Aufmerksamkeit ist das knappe Gut unserer Zeit. Das beschreibt der US-Investor Albert Wenger in seinem Buch «Die Welt nach dem Kapitalismus». So umfassend wie der Übergang von der Agrarwirtschaft zu Industrie und Kapitalwirtschaft ist laut Wenger jetzt der Übergang von der Kapital­wirtschaft zur digitalen Industrie. Und dazu gehört für ihn ein bedingungsloses Grundeinkommen: als humanistischer Boden der Veränderung und des Fortschritts zu mehr Möglichkeiten.

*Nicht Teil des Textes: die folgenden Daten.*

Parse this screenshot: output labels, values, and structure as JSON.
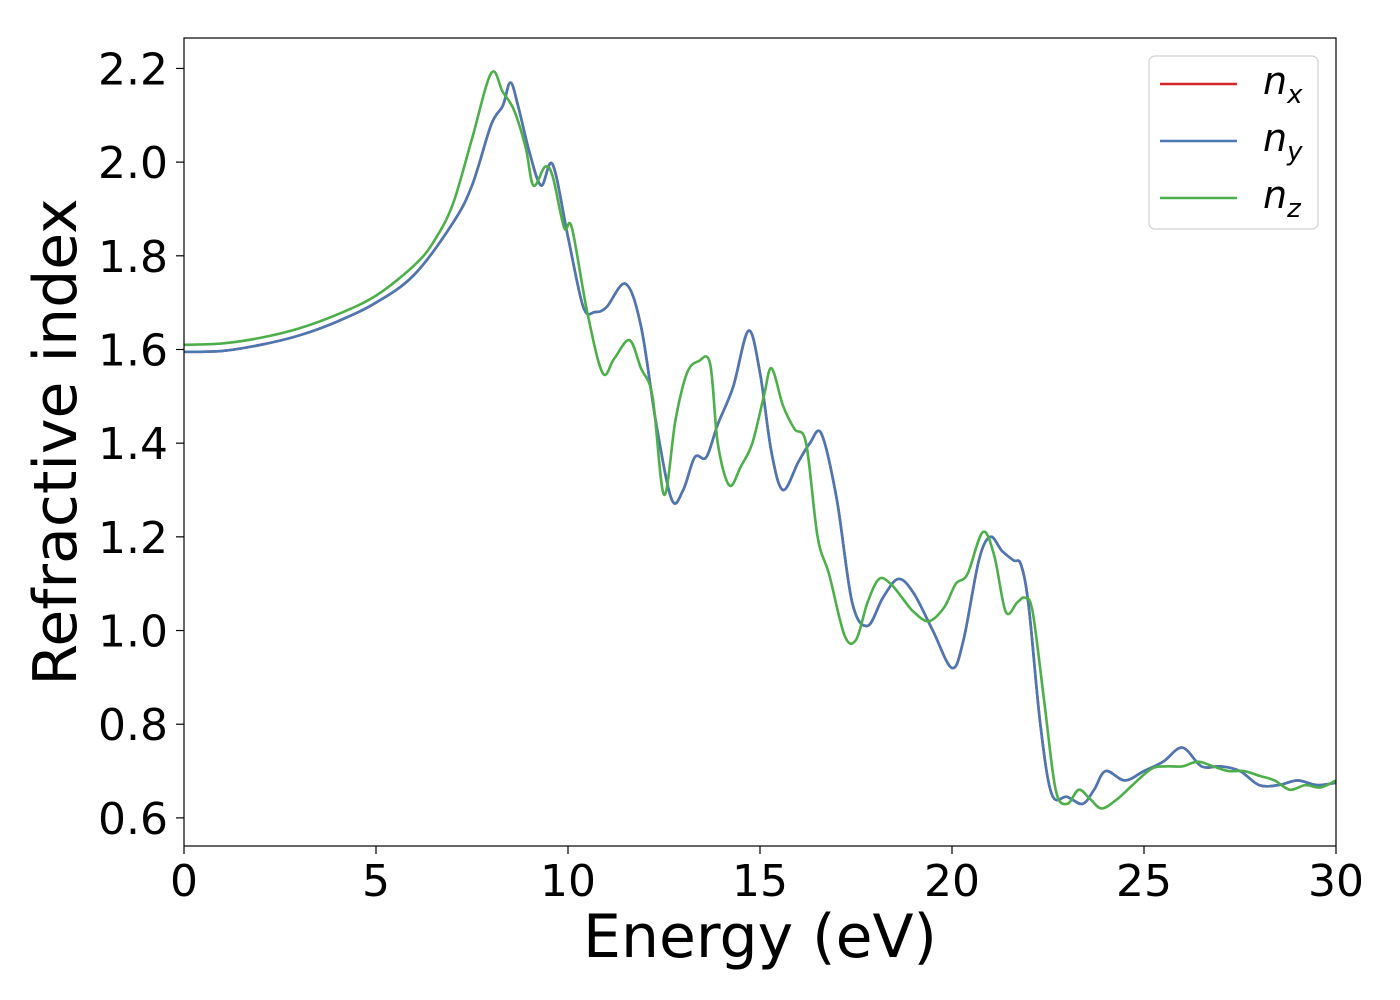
{
  "chart_data": {
    "type": "line",
    "title": "",
    "xlabel": "Energy (eV)",
    "ylabel": "Refractive index",
    "xlim": [
      0,
      30
    ],
    "ylim": [
      0.54,
      2.265
    ],
    "xticks": [
      0,
      5,
      10,
      15,
      20,
      25,
      30
    ],
    "yticks": [
      0.6,
      0.8,
      1.0,
      1.2,
      1.4,
      1.6,
      1.8,
      2.0,
      2.2
    ],
    "yticklabels": [
      "0.6",
      "0.8",
      "1.0",
      "1.2",
      "1.4",
      "1.6",
      "1.8",
      "2.0",
      "2.2"
    ],
    "grid": false,
    "legend_position": "top-right",
    "series": [
      {
        "name": "n_x",
        "base": "n",
        "sub": "x",
        "color": "#d62728",
        "x": [
          0,
          1,
          2,
          3,
          4,
          5,
          6,
          7,
          7.5,
          8,
          8.3,
          8.5,
          8.7,
          9,
          9.3,
          9.6,
          10,
          10.4,
          10.7,
          11,
          11.5,
          11.9,
          12.3,
          12.7,
          13,
          13.3,
          13.6,
          13.9,
          14.3,
          14.7,
          15,
          15.3,
          15.6,
          16,
          16.3,
          16.6,
          17,
          17.4,
          17.8,
          18.2,
          18.6,
          19,
          19.5,
          20,
          20.3,
          20.7,
          21,
          21.3,
          21.6,
          21.8,
          22,
          22.3,
          22.6,
          23,
          23.4,
          23.7,
          24,
          24.5,
          25,
          25.5,
          26,
          26.5,
          27,
          27.5,
          28,
          28.5,
          29,
          29.5,
          30
        ],
        "y": [
          1.595,
          1.597,
          1.61,
          1.63,
          1.66,
          1.7,
          1.76,
          1.87,
          1.95,
          2.08,
          2.12,
          2.17,
          2.12,
          2.02,
          1.95,
          1.995,
          1.84,
          1.69,
          1.68,
          1.69,
          1.74,
          1.65,
          1.44,
          1.28,
          1.3,
          1.37,
          1.37,
          1.44,
          1.52,
          1.64,
          1.55,
          1.38,
          1.3,
          1.36,
          1.4,
          1.42,
          1.28,
          1.06,
          1.01,
          1.07,
          1.11,
          1.08,
          1.0,
          0.92,
          0.98,
          1.15,
          1.2,
          1.17,
          1.15,
          1.14,
          1.05,
          0.8,
          0.65,
          0.645,
          0.63,
          0.66,
          0.7,
          0.68,
          0.7,
          0.72,
          0.75,
          0.71,
          0.71,
          0.7,
          0.67,
          0.67,
          0.68,
          0.67,
          0.675
        ]
      },
      {
        "name": "n_y",
        "base": "n",
        "sub": "y",
        "color": "#4a78b4",
        "x": [
          0,
          1,
          2,
          3,
          4,
          5,
          6,
          7,
          7.5,
          8,
          8.3,
          8.5,
          8.7,
          9,
          9.3,
          9.6,
          10,
          10.4,
          10.7,
          11,
          11.5,
          11.9,
          12.3,
          12.7,
          13,
          13.3,
          13.6,
          13.9,
          14.3,
          14.7,
          15,
          15.3,
          15.6,
          16,
          16.3,
          16.6,
          17,
          17.4,
          17.8,
          18.2,
          18.6,
          19,
          19.5,
          20,
          20.3,
          20.7,
          21,
          21.3,
          21.6,
          21.8,
          22,
          22.3,
          22.6,
          23,
          23.4,
          23.7,
          24,
          24.5,
          25,
          25.5,
          26,
          26.5,
          27,
          27.5,
          28,
          28.5,
          29,
          29.5,
          30
        ],
        "y": [
          1.595,
          1.597,
          1.61,
          1.63,
          1.66,
          1.7,
          1.76,
          1.87,
          1.95,
          2.08,
          2.12,
          2.17,
          2.12,
          2.02,
          1.95,
          1.995,
          1.84,
          1.69,
          1.68,
          1.69,
          1.74,
          1.65,
          1.44,
          1.28,
          1.3,
          1.37,
          1.37,
          1.44,
          1.52,
          1.64,
          1.55,
          1.38,
          1.3,
          1.36,
          1.4,
          1.42,
          1.28,
          1.06,
          1.01,
          1.07,
          1.11,
          1.08,
          1.0,
          0.92,
          0.98,
          1.15,
          1.2,
          1.17,
          1.15,
          1.14,
          1.05,
          0.8,
          0.65,
          0.645,
          0.63,
          0.66,
          0.7,
          0.68,
          0.7,
          0.72,
          0.75,
          0.71,
          0.71,
          0.7,
          0.67,
          0.67,
          0.68,
          0.67,
          0.675
        ]
      },
      {
        "name": "n_z",
        "base": "n",
        "sub": "z",
        "color": "#4daf4a",
        "x": [
          0,
          1,
          2,
          3,
          4,
          5,
          6,
          6.5,
          7,
          7.5,
          8,
          8.3,
          8.6,
          8.9,
          9.1,
          9.4,
          9.6,
          9.9,
          10.1,
          10.5,
          10.9,
          11.2,
          11.6,
          11.9,
          12.2,
          12.5,
          12.8,
          13.1,
          13.4,
          13.7,
          13.9,
          14.2,
          14.5,
          14.8,
          15.1,
          15.3,
          15.6,
          15.9,
          16.2,
          16.5,
          16.8,
          17.2,
          17.5,
          17.8,
          18.1,
          18.4,
          18.7,
          19,
          19.4,
          19.8,
          20.1,
          20.4,
          20.8,
          21.1,
          21.4,
          21.7,
          21.9,
          22.1,
          22.4,
          22.7,
          23,
          23.3,
          23.6,
          23.9,
          24.3,
          24.7,
          25.2,
          25.6,
          26,
          26.4,
          26.8,
          27.2,
          27.6,
          28,
          28.4,
          28.8,
          29.2,
          29.6,
          30
        ],
        "y": [
          1.61,
          1.613,
          1.625,
          1.645,
          1.675,
          1.715,
          1.78,
          1.83,
          1.91,
          2.05,
          2.19,
          2.15,
          2.11,
          2.03,
          1.95,
          1.99,
          1.97,
          1.86,
          1.86,
          1.68,
          1.55,
          1.58,
          1.62,
          1.56,
          1.5,
          1.29,
          1.45,
          1.55,
          1.575,
          1.57,
          1.4,
          1.31,
          1.35,
          1.4,
          1.5,
          1.56,
          1.48,
          1.43,
          1.4,
          1.2,
          1.12,
          0.99,
          0.98,
          1.06,
          1.11,
          1.1,
          1.07,
          1.04,
          1.02,
          1.05,
          1.1,
          1.12,
          1.21,
          1.16,
          1.04,
          1.06,
          1.07,
          1.04,
          0.85,
          0.66,
          0.63,
          0.66,
          0.64,
          0.62,
          0.64,
          0.67,
          0.705,
          0.71,
          0.71,
          0.72,
          0.71,
          0.7,
          0.7,
          0.69,
          0.68,
          0.66,
          0.67,
          0.665,
          0.68
        ]
      }
    ]
  }
}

«Wie viele Menschen arbeiten heute im erweiterten Sinne für Banken und die Finanzindustrie? Weltweit Abermillionen», sagte Albert Wenger in einem Interview mit dem Wirtschaftsmagazin «brand eins». «Wie viele beschäftigen sich damit, welcher Asteroid die Erde treffen könnte und was eventuell rechtzeitig dagegen zu tun wäre? Es sind weniger, als in einer McDonalds-Filiale arbeiten.» Wie viele Menschen richten ihre Aufmerksamkeit auf den Klimawandel und was dagegen zu tun ist? Wenger meint: «Auch hier stehen Bedrohung und Aufmerksamkeit in einem grotesk schlechten Verhältnis. Wir verschwenden unendlich viel Zeit mit Ab­lenkungsübungen. Stattdessen sollten wir uns öfter fragen, was wir wirklich mit dem Leben anfangen wollen.» Vollbeschäftigung in klassischer Arbeit hält Albert Wenger in Anbetracht des technischen Fortschritts für «schlichtweg anachronistisch. Stattdessen werden wir viel mehr Zeit haben, über Sinnvolles nachzudenken», so Wenger weiter. «Wir haben die historische Chance, Wissen und Kultur in einem Umfang zu erzeugen und zu teilen, der bisher undenkbar war.»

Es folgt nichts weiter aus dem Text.